Judging Trump with the usual “presidential lens” is not going to work. ‘Normal’ Presidents speak only formally, their words carefully weighed and chosen by multiple advisors. For example, consider the press conferences of the heads of the Fed or the ECB. Analysts look for clues as to direction of policy not only from their carefully crafted comments, but also from the nuances, the expression, what is said and what is not said.

Donald Trump has a completely different style, this is obvious. The important question is if there is method in the (perceived) madness. For the ones that think that there isn’t any, such as all the liberals, the New York Times, most of the Europeans, etc. all his comments on Haiti, embassies, and the like are read through the prism of a crass, inept, president, whose only allegiance is to himself and the rabid right-wing constituency that elected him.
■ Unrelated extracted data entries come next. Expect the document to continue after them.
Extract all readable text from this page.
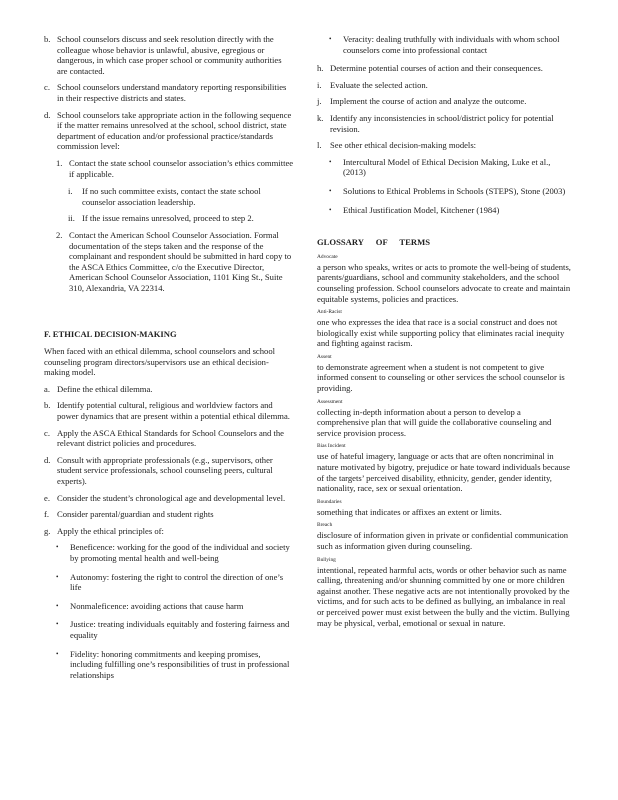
b. School counselors discuss and seek resolution directly with the colleague whose behavior is unlawful, abusive, egregious or dangerous, in which case proper school or community authorities are contacted.
c. School counselors understand mandatory reporting responsibilities in their respective districts and states.
d. School counselors take appropriate action in the following sequence if the matter remains unresolved at the school, school district, state department of education and/or professional practice/standards commission level:
1. Contact the state school counselor association’s ethics committee if applicable.
i. If no such committee exists, contact the state school counselor association leadership.
ii. If the issue remains unresolved, proceed to step 2.
2. Contact the American School Counselor Association. Formal documentation of the steps taken and the response of the complainant and respondent should be submitted in hard copy to the ASCA Ethics Committee, c/o the Executive Director, American School Counselor Association, 1101 King St., Suite 310, Alexandria, VA 22314.
F. ETHICAL DECISION-MAKING
When faced with an ethical dilemma, school counselors and school counseling program directors/supervisors use an ethical decision-making model.
a. Define the ethical dilemma.
b. Identify potential cultural, religious and worldview factors and power dynamics that are present within a potential ethical dilemma.
c. Apply the ASCA Ethical Standards for School Counselors and the relevant district policies and procedures.
d. Consult with appropriate professionals (e.g., supervisors, other student service professionals, school counseling peers, cultural experts).
e. Consider the student’s chronological age and developmental level.
f. Consider parental/guardian and student rights
g. Apply the ethical principles of:
• Beneficence: working for the good of the individual and society by promoting mental health and well-being
• Autonomy: fostering the right to control the direction of one’s life
• Nonmaleficence: avoiding actions that cause harm
• Justice: treating individuals equitably and fostering fairness and equality
• Fidelity: honoring commitments and keeping promises, including fulfilling one’s responsibilities of trust in professional relationships
• Veracity: dealing truthfully with individuals with whom school counselors come into professional contact
h. Determine potential courses of action and their consequences.
i. Evaluate the selected action.
j. Implement the course of action and analyze the outcome.
k. Identify any inconsistencies in school/district policy for potential revision.
l. See other ethical decision-making models:
• Intercultural Model of Ethical Decision Making, Luke et al., (2013)
• Solutions to Ethical Problems in Schools (STEPS), Stone (2003)
• Ethical Justification Model, Kitchener (1984)
GLOSSARY OF TERMS
Advocate
a person who speaks, writes or acts to promote the well-being of students, parents/guardians, school and community stakeholders, and the school counseling profession. School counselors advocate to create and maintain equitable systems, policies and practices.
Anti-Racist
one who expresses the idea that race is a social construct and does not biologically exist while supporting policy that eliminates racial inequity and fighting against racism.
Assent
to demonstrate agreement when a student is not competent to give informed consent to counseling or other services the school counselor is providing.
Assessment
collecting in-depth information about a person to develop a comprehensive plan that will guide the collaborative counseling and service provision process.
Bias Incident
use of hateful imagery, language or acts that are often noncriminal in nature motivated by bigotry, prejudice or hate toward individuals because of the targets’ perceived disability, ethnicity, gender, gender identity, nationality, race, sex or sexual orientation.
Boundaries
something that indicates or affixes an extent or limits.
Breach
disclosure of information given in private or confidential communication such as information given during counseling.
Bullying
intentional, repeated harmful acts, words or other behavior such as name calling, threatening and/or shunning committed by one or more children against another. These negative acts are not intentionally provoked by the victims, and for such acts to be defined as bullying, an imbalance in real or perceived power must exist between the bully and the victim. Bullying may be physical, verbal, emotional or sexual in nature.
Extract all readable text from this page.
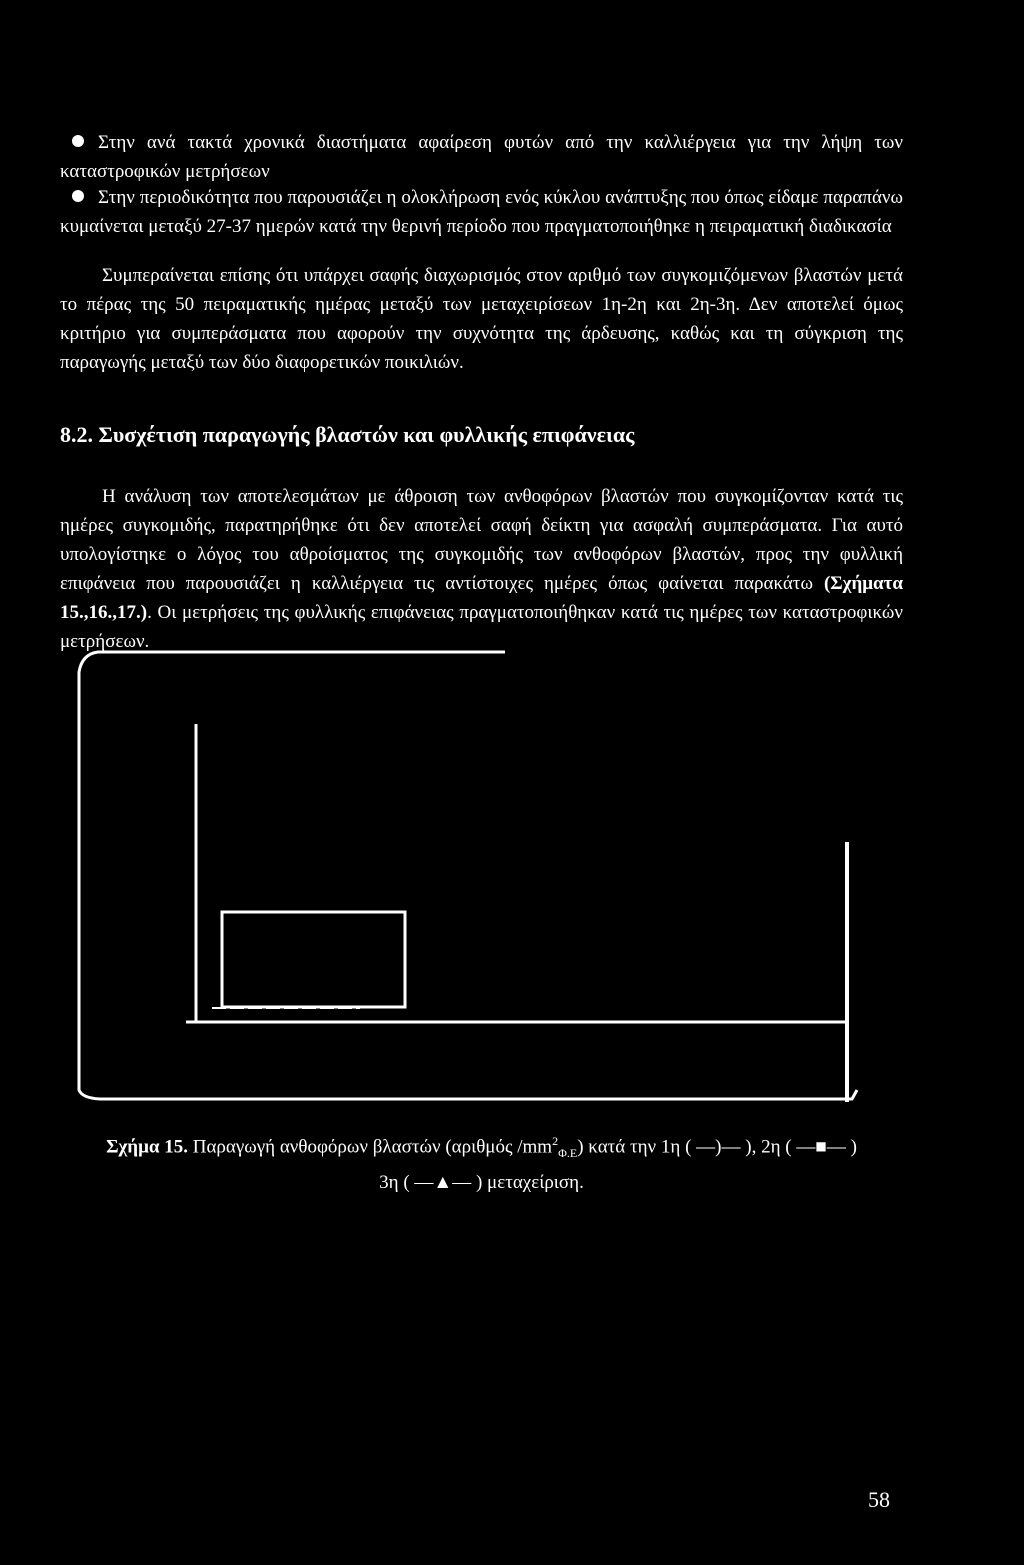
Στην ανά τακτά χρονικά διαστήματα αφαίρεση φυτών από την καλλιέργεια για την λήψη των καταστροφικών μετρήσεων

Στην περιοδικότητα που παρουσιάζει η ολοκλήρωση ενός κύκλου ανάπτυξης που όπως είδαμε παραπάνω κυμαίνεται μεταξύ 27-37 ημερών κατά την θερινή περίοδο που πραγματοποιήθηκε η πειραματική διαδικασία

Συμπεραίνεται επίσης ότι υπάρχει σαφής διαχωρισμός στον αριθμό των συγκομιζόμενων βλαστών μετά το πέρας της 50 πειραματικής ημέρας μεταξύ των μεταχειρίσεων 1η-2η και 2η-3η. Δεν αποτελεί όμως κριτήριο για συμπεράσματα που αφορούν την συχνότητα της άρδευσης, καθώς και τη σύγκριση της παραγωγής μεταξύ των δύο διαφορετικών ποικιλιών.

8.2. Συσχέτιση παραγωγής βλαστών και φυλλικής επιφάνειας

Η ανάλυση των αποτελεσμάτων με άθροιση των ανθοφόρων βλαστών που συγκομίζονταν κατά τις ημέρες συγκομιδής, παρατηρήθηκε ότι δεν αποτελεί σαφή δείκτη για ασφαλή συμπεράσματα. Για αυτό υπολογίστηκε ο λόγος του αθροίσματος της συγκομιδής των ανθοφόρων βλαστών, προς την φυλλική επιφάνεια που παρουσιάζει η καλλιέργεια τις αντίστοιχες ημέρες όπως φαίνεται παρακάτω (Σχήματα 15.,16.,17.). Οι μετρήσεις της φυλλικής επιφάνειας πραγματοποιήθηκαν κατά τις ημέρες των καταστροφικών μετρήσεων.

Σχήμα 15. Παραγωγή ανθοφόρων βλαστών (αριθμός $/mm^2_{\Phi.E}$) κατά την 1η ( —)— ), 2η ( —■— )
3η ( —▲— ) μεταχείριση.

58
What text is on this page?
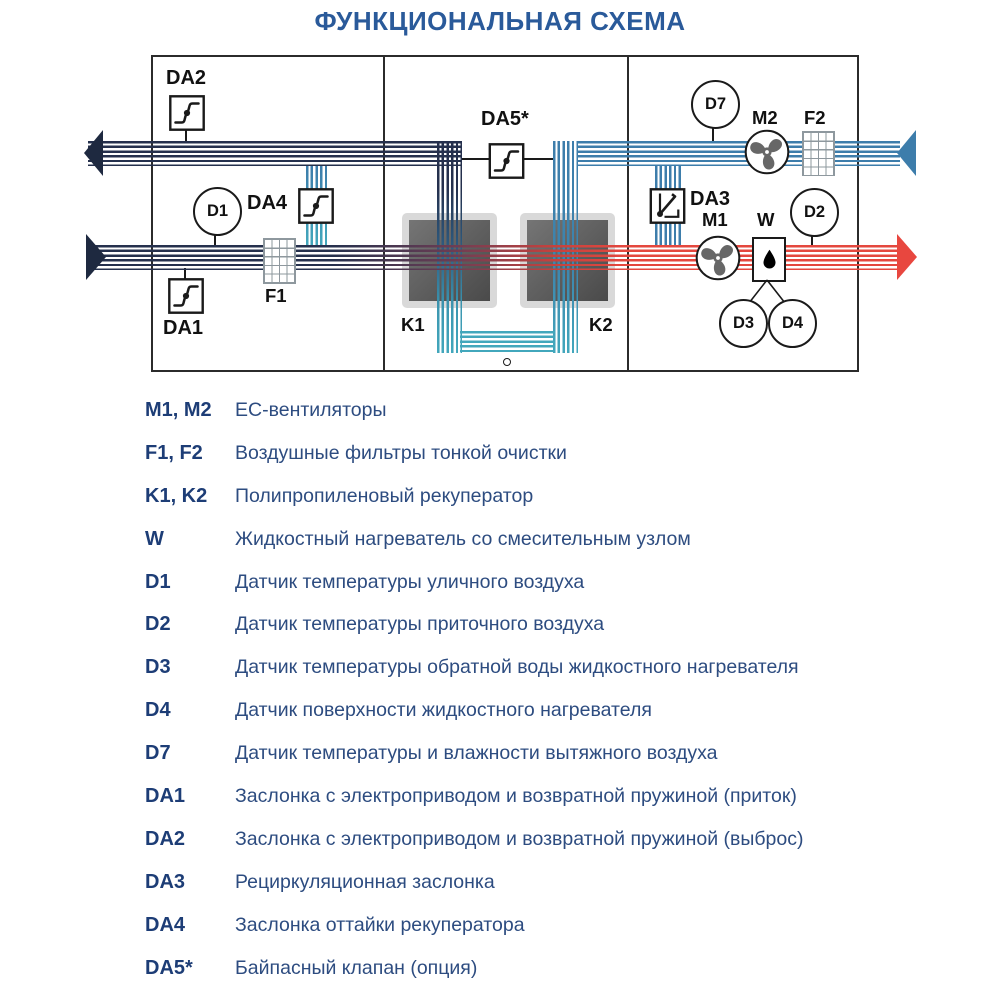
ФУНКЦИОНАЛЬНАЯ СХЕМА
D1
D7
D2
D3 D4
DA2
DA1
DA4
DA5*
DA3
F1
F2
M2
M1 W
K1	K2
M1, M2	ЕС-вентиляторы
F1, F2	Воздушные фильтры тонкой очистки
K1, K2	Полипропиленовый рекуператор
W	Жидкостный нагреватель со смесительным узлом
D1	Датчик температуры уличного воздуха
D2	Датчик температуры приточного воздуха
D3	Датчик температуры обратной воды жидкостного нагревателя
D4	Датчик поверхности жидкостного нагревателя
D7	Датчик температуры и влажности вытяжного воздуха
DA1	Заслонка с электроприводом и возвратной пружиной (приток)
DA2	Заслонка с электроприводом и возвратной пружиной (выброс)
DA3	Рециркуляционная заслонка
DA4	Заслонка оттайки рекуператора
DA5*	Байпасный клапан (опция)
But consider the following. US presidents have to deal with very complex, sometimes generationally intractable issues, such as for example, Iran, North Korea, the Middle Eastern conflict, to name a few. The truth is that successive politically correct presidents, haven’t achieved any result with the standard methods. Trump is trying a completely different system. He wants to broker peace between Israel and the Palestinians, but doesn’t desist from doing what he perceives to be the right thing such as moving the embassy, and empowering his ambassadors to say the truths about the origins of violence, the bias of the UN and many others. He can also say that he has a good relationship with the N Korean leader after calling him names only a few weeks ago. This is a negotiating style. It forces opponents to keep on guessing, and sometimes in negotiations that is a winning tactic, albeit not one without risks.

Trump’s Rally

An unfortunate trait of politicians is to take credit for things they…didn’t do. Clinton famously benefitted from George W’s tax hike that created many good years of income for the treasury, Obama claimed credit for the turnaround of the economy after 9/11 even though most of the credit should have gone to the Fed, and the list can go on.

 Donald Trump is following in the footsteps of his predecessors when he takes credit for…. the decrease in airline accidents, but is probably correct in taking credit for the stock market rally. Time will tell whether the tax cut will translate in lasting gains for the economy but in the meantime, investors should ignore the bull market at their peril.